With the election of President Biden there is finally at least some lip service being paid to climate change.  After four years of a president who neither understood nor cared about science, it is refreshing to have one who realizes the depth of the problem.  Whether or not this will result in any action though remains to be seen.  When I hear politicians talk about climate change and suggested solutions, I am reminded of my father’s oft used expression: “A day late and a dollar short.”  Politicians are expert at proposing solutions while at the same time claiming no-one will be inconvenienced and the changes will somehow pay for themselves.  This is rarely the case and certainly not with climate change.  If the Trump Party won’t even consider raising taxes on billionaires for projects like repairing and improving infrastructure, how will they ever agree to a carbon tax or other climate remedies?

Most of the things being proposed today (more wind and solar generating capacity, more electric cars, reduced subsidies to oil and gas companies, an updated and improved electric grid) would have been great ideas if they had been initiated 50 years ago when we recognized we had a serious problem with greenhouse gases in the atmosphere.  Unfortunately, like the tobacco producers before them, the fossil fuel industry was very adept at first denying the problem existed, then claiming the science was uncertain, and finally, after admitting the problem exists, claiming that fixing it will be too expensive.
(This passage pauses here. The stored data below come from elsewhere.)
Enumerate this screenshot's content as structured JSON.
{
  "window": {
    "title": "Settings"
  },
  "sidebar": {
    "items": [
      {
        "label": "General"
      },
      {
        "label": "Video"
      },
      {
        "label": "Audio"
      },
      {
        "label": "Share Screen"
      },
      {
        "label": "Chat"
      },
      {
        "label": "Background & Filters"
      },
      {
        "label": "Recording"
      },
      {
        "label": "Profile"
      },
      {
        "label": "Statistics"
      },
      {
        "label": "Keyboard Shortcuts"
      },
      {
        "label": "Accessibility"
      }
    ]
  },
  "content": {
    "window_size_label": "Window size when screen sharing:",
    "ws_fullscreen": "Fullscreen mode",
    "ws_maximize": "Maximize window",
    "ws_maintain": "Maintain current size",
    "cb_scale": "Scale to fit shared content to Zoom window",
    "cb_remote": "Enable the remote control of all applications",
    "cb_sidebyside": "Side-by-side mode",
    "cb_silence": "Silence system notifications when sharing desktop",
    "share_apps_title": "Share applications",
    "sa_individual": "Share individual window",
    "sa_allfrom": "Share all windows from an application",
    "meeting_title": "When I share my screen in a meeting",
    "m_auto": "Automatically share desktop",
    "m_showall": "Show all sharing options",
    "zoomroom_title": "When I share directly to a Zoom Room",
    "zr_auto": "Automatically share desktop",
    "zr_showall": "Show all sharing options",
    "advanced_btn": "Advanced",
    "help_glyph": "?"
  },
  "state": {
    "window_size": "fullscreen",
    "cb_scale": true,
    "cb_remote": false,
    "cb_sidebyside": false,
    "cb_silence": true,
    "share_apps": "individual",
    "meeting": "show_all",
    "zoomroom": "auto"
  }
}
But no solution will be as expensive as doing nothing!  Moving our coastal cities inland, and finding other food sources as western states become ever more arid will be astronomically expensive.

Unfortunately, many people may believe if we simply reduce our carbon footprint we can return to the past.  We can’t.  The world we have created is the one we must live in, and no matter what we do it won’t get better in our lifetimes.  The only question is how much worse it will get, and how fast.  Our current problems are not due to the amount of carbon dioxide, methane and other greenhouse gases we are putting into the atmosphere today; they are due to the amount of these gasses we have ALREADY put into the atmosphere since the beginning of the industrial revolution.  If we could stop polluting the atmosphere tomorrow, the carbon dioxide levels in the atmosphere would still be above 400 ppm (compared with 280 ppm before we started burning fossil fuels).

The question we must address now is how much worse are we willing to let things become.  Will we and our descendants be satisfied with three times as many forest fires, hurricanes, and droughts as we have today, or are we willing to pay to keep it down to twice as many?  Will we be happy with the complete disappearance of major wildlife, or should we pay to harbor a few specimens of our old world in zoos, botanical gardens and nature preserves?  Will a billion people in the tropics migrating toward the poles be acceptable, or should we aim for just a few hundred million?

On this last question, being a “Christian nation” that embraces Jesus’ commandment to welcome the stranger, I’m sure we will open our borders to the environmental refugees we in the industrialized west have created.